Submitted for the approval of the Midnight Society, I call this story:
The Tale of The Morse Code Ghost.
Last night was the second-to-last of house-sitting for the Smiths. Ay and I spent a quiet evening making dinner, drinking, and watching the Simpsons marathon. (I later did as the movie promotional commercial instructed me and tried to Simpsonize myself. It did not work.) By all accounts, this was an enjoyable, lovely evening to begin drawing this venture to a close.
About one, we went up to bed. I was pretty beat, so I fell asleep first, while my counterpart stayed up to watch a little more TV. I woke up about 4 hours later. Ae had dozed off, as he so often does, with the television on. I turned it off, and rolled over to go back to sleep.
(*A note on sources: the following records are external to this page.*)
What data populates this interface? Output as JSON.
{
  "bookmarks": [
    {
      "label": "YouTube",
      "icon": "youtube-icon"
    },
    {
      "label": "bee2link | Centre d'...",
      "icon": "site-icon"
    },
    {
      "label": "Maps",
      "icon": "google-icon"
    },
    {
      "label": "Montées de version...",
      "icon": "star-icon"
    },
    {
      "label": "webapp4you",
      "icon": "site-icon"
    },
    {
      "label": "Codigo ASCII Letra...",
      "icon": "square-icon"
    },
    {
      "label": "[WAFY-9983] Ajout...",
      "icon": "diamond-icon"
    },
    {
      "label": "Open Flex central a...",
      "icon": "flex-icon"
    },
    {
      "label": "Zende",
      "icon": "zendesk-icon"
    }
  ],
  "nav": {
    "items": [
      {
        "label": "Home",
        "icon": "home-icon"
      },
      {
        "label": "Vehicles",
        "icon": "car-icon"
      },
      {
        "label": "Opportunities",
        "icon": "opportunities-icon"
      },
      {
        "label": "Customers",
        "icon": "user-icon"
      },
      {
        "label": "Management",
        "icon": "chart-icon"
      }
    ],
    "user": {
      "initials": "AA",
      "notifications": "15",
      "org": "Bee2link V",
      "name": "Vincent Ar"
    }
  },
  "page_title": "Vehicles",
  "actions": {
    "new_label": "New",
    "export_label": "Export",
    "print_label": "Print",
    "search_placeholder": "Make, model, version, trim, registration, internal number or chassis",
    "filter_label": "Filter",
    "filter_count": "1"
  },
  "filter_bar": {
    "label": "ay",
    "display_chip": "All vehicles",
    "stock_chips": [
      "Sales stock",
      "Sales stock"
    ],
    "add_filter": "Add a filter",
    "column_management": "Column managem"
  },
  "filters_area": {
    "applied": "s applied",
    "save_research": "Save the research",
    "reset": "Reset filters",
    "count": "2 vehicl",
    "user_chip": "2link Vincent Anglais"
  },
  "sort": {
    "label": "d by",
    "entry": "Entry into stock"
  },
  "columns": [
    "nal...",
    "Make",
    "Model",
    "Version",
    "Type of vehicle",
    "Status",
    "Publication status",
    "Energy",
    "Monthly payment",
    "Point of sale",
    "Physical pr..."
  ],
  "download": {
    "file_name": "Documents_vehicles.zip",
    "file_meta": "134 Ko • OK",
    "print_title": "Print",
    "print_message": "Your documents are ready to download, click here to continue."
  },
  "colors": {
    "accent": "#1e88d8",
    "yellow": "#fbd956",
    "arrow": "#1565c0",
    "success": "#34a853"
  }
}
I have always felt that there is something about the country that has an effect on people, and therefore the places in which they live. I have been tent camping with my mother nearly every autumn without fail since I was a toddler. And every year, I get the same sort of feeling when the sun sets over the orange Appalachians. Bumpkin-desperation mixed with the cold and throw in a few weird noises, and I’d have myself a regular creep-fest. And I couldn’t stop thinking about it, all through those years out there. Even when my aunt bought a cabin in Rabun Gap when I was fifteen, and our mother-daughter fall foliage outings moved indoors, it was still there. Desolate sensations; no-one-can-hear-you-scream, someone is watching me.
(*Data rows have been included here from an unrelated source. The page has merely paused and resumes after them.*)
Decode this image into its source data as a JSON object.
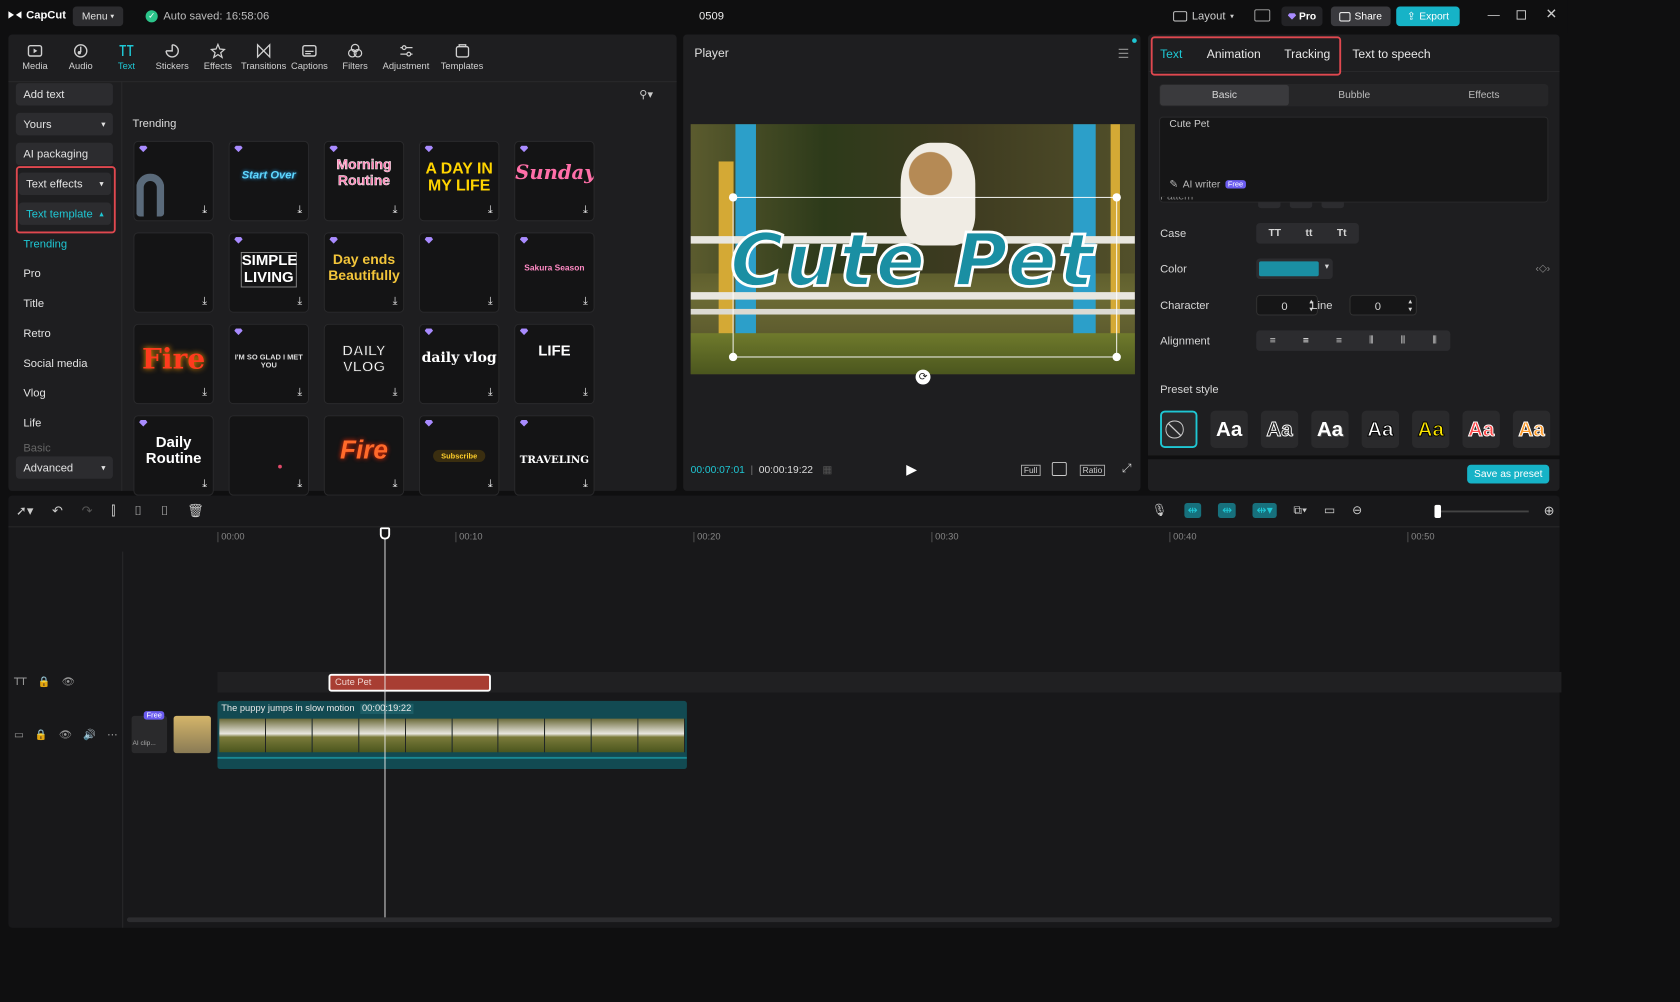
{
  "app": {
    "logo": "CapCut",
    "menu": "Menu",
    "autosave": "Auto saved: 16:58:06",
    "project": "0509",
    "layout": "Layout",
    "pro": "Pro",
    "share": "Share",
    "export": "Export"
  },
  "toolbar": [
    {
      "label": "Media",
      "icon": "media-icon"
    },
    {
      "label": "Audio",
      "icon": "audio-icon"
    },
    {
      "label": "Text",
      "icon": "text-icon"
    },
    {
      "label": "Stickers",
      "icon": "stickers-icon"
    },
    {
      "label": "Effects",
      "icon": "effects-icon"
    },
    {
      "label": "Transitions",
      "icon": "transitions-icon"
    },
    {
      "label": "Captions",
      "icon": "captions-icon"
    },
    {
      "label": "Filters",
      "icon": "filters-icon"
    },
    {
      "label": "Adjustment",
      "icon": "adjustment-icon"
    },
    {
      "label": "Templates",
      "icon": "templates-icon"
    }
  ],
  "left_menu": {
    "add_text": "Add text",
    "yours": "Yours",
    "ai_packaging": "AI packaging",
    "text_effects": "Text effects",
    "text_template": "Text template",
    "items": [
      "Trending",
      "Pro",
      "Title",
      "Retro",
      "Social media",
      "Vlog",
      "Life",
      "Basic"
    ],
    "advanced": "Advanced"
  },
  "gallery": {
    "section": "Trending",
    "cards": [
      {
        "text": "",
        "style": "blob"
      },
      {
        "text": "Start Over",
        "style": "neon-blue"
      },
      {
        "text": "Morning Routine",
        "style": "pink"
      },
      {
        "text": "A DAY IN MY LIFE",
        "style": "yellow"
      },
      {
        "text": "Sunday",
        "style": "pinkscript"
      },
      {
        "text": "",
        "style": "dark"
      },
      {
        "text": "SIMPLE LIVING",
        "style": "boxed"
      },
      {
        "text": "Day ends Beautifully",
        "style": "gold"
      },
      {
        "text": "",
        "style": "script"
      },
      {
        "text": "Sakura Season",
        "style": "pinksmall"
      },
      {
        "text": "Fire",
        "style": "fire"
      },
      {
        "text": "I'M SO GLAD I MET YOU",
        "style": "small"
      },
      {
        "text": "DAILY VLOG",
        "style": "bubble"
      },
      {
        "text": "daily vlog",
        "style": "white"
      },
      {
        "text": "LIFE",
        "style": "waves"
      },
      {
        "text": "Daily Routine",
        "style": "white2"
      },
      {
        "text": "",
        "style": "empty"
      },
      {
        "text": "Fire",
        "style": "neonfire"
      },
      {
        "text": "Subscribe",
        "style": "sub"
      },
      {
        "text": "TRAVELING",
        "style": "travel"
      }
    ]
  },
  "player": {
    "title": "Player",
    "overlay_text": "Cute Pet",
    "current_time": "00:00:07:01",
    "total_time": "00:00:19:22",
    "full": "Full",
    "ratio": "Ratio"
  },
  "right_panel": {
    "tabs": [
      "Text",
      "Animation",
      "Tracking",
      "Text to speech"
    ],
    "subtabs": [
      "Basic",
      "Bubble",
      "Effects"
    ],
    "text_value": "Cute Pet",
    "ai_writer": "AI writer",
    "free": "Free",
    "pattern": "Pattern",
    "case_label": "Case",
    "case_opts": [
      "TT",
      "tt",
      "Tt"
    ],
    "color_label": "Color",
    "color": "#1a8fa3",
    "character_label": "Character",
    "character_value": "0",
    "line_label": "Line",
    "line_value": "0",
    "alignment_label": "Alignment",
    "preset_label": "Preset style",
    "preset_sample": "Aa",
    "save_preset": "Save as preset"
  },
  "timeline": {
    "ruler": [
      "00:00",
      "00:10",
      "00:20",
      "00:30",
      "00:40",
      "00:50"
    ],
    "text_clip": "Cute Pet",
    "video_label": "The puppy jumps in slow motion",
    "video_duration": "00:00:19:22",
    "free": "Free",
    "ai_clip": "AI clip..."
  }
}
In the sudden darkness after the television’s doused light, I could hear something, and I felt that old fear settle on my brain like a cold blanket. A was fast asleep, snoring gently, while my heartbeat was quickening and sweat was collecting in my eyebrows. It was a clicking, popping, cracking, quiet at first and then louder. It would go on for a while, then stop and start again quietly. It was coming from the ceiling, in the corner furthest from the bed. The rotation of the ceiling fan was cooling my sweat, and I shivered but couldn’t move. I was completely terrified.
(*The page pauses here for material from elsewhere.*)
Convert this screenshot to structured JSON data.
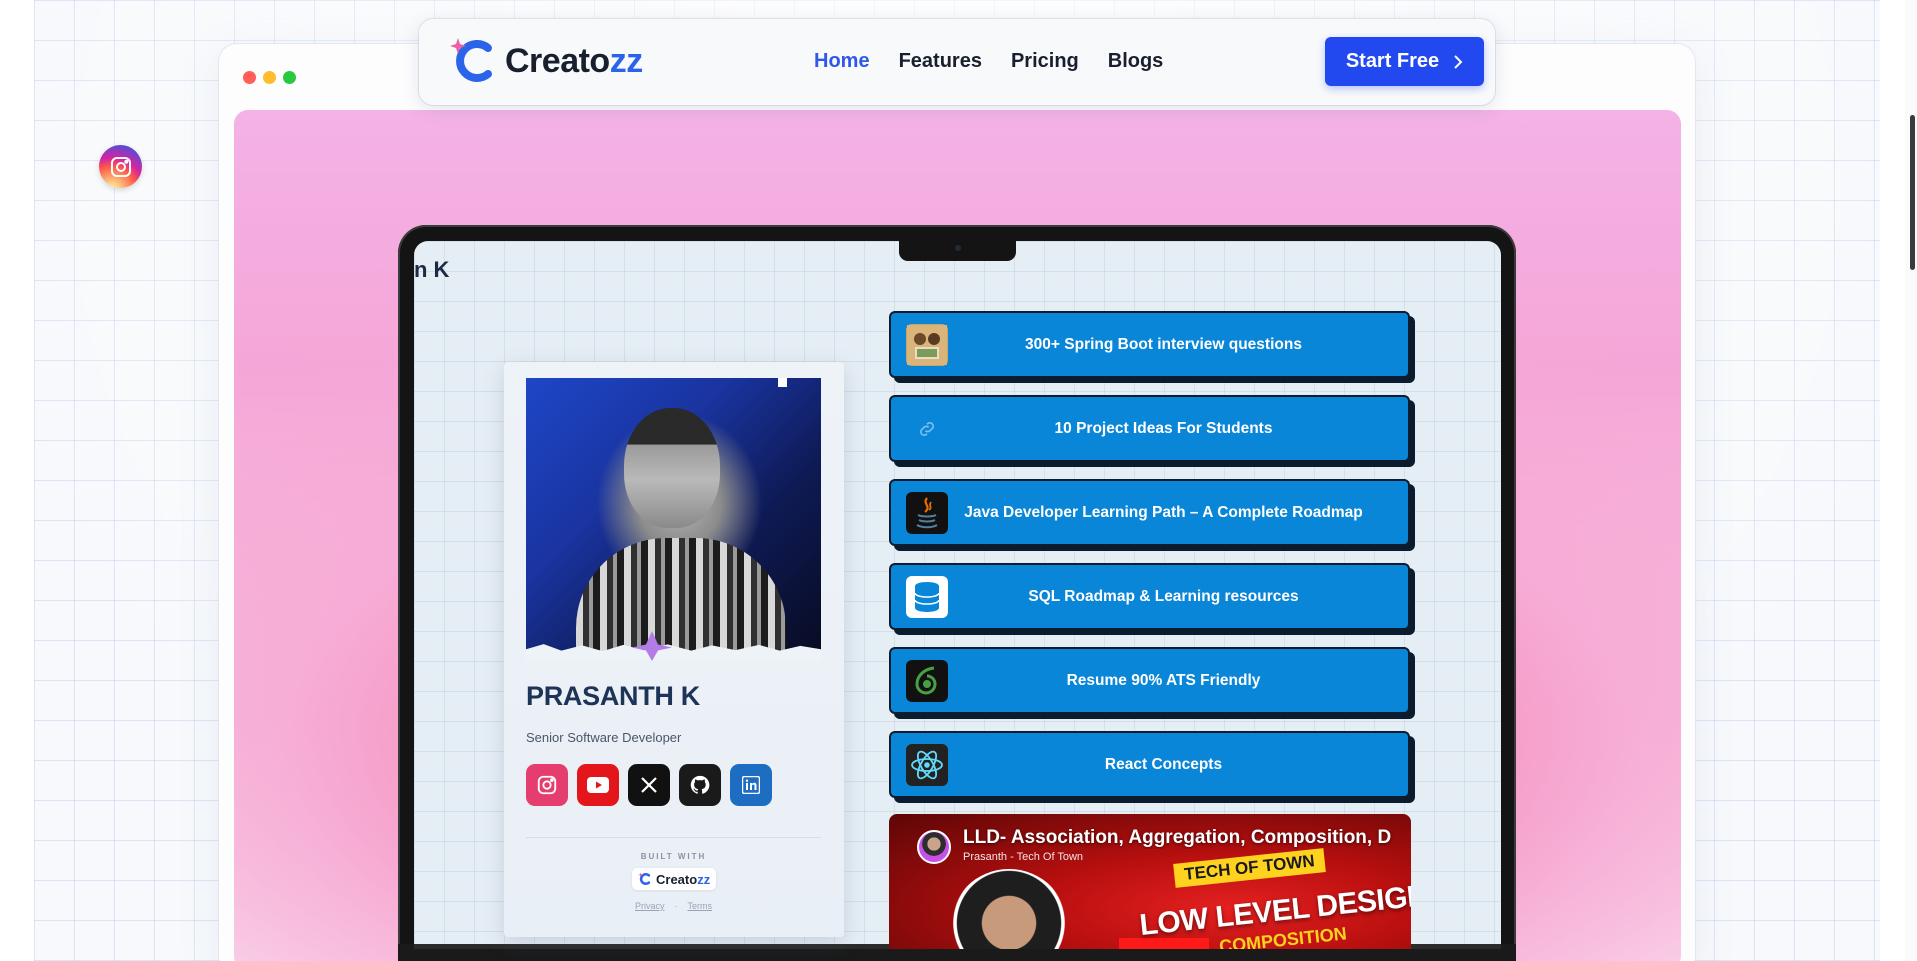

Who had died such a grim and untimely death that their restless soul felt that they should come back, here and now, to torment me? Who did I owe anything, and why now? What had happened here? Beaten to death and crammed in the attic of the farmhouse that stood in this very spot, on the very farm that was bulldozed to make way for this neighborhood, sometimes she returns, sometimes she clicks…sometimes she clicks…
By six a.m., I had spun the whole sad story in my head, and I was petrified. I shook A awake and, though my throat was clenched as tightly as my clammy hands, I squeaked, “Do you hear that?”
But he was dead! Killed right next to her in bed, and she felt the sticky blood and screamed, and the ghost kept clicking —
“Turn off the fan.” He muttered, snorted, and went back to sleep. I steeled myself, opened my eyes as wide as I could, curled my toes, and shuffled over to the wall and flipped the switch. The clicking stopped immediately.
All things considered, I slept great this morning. I am a bit dissapointed, though. Because I know deep down, the whole reason I feel the way I feel, whether it’s huddled in a sleeping bag or wide-eyed in the darkness of a huge house, is because I want to hear the ghost. I want to let the countryside effect me in that way, because it’s fun, and it makes this region even more special to me.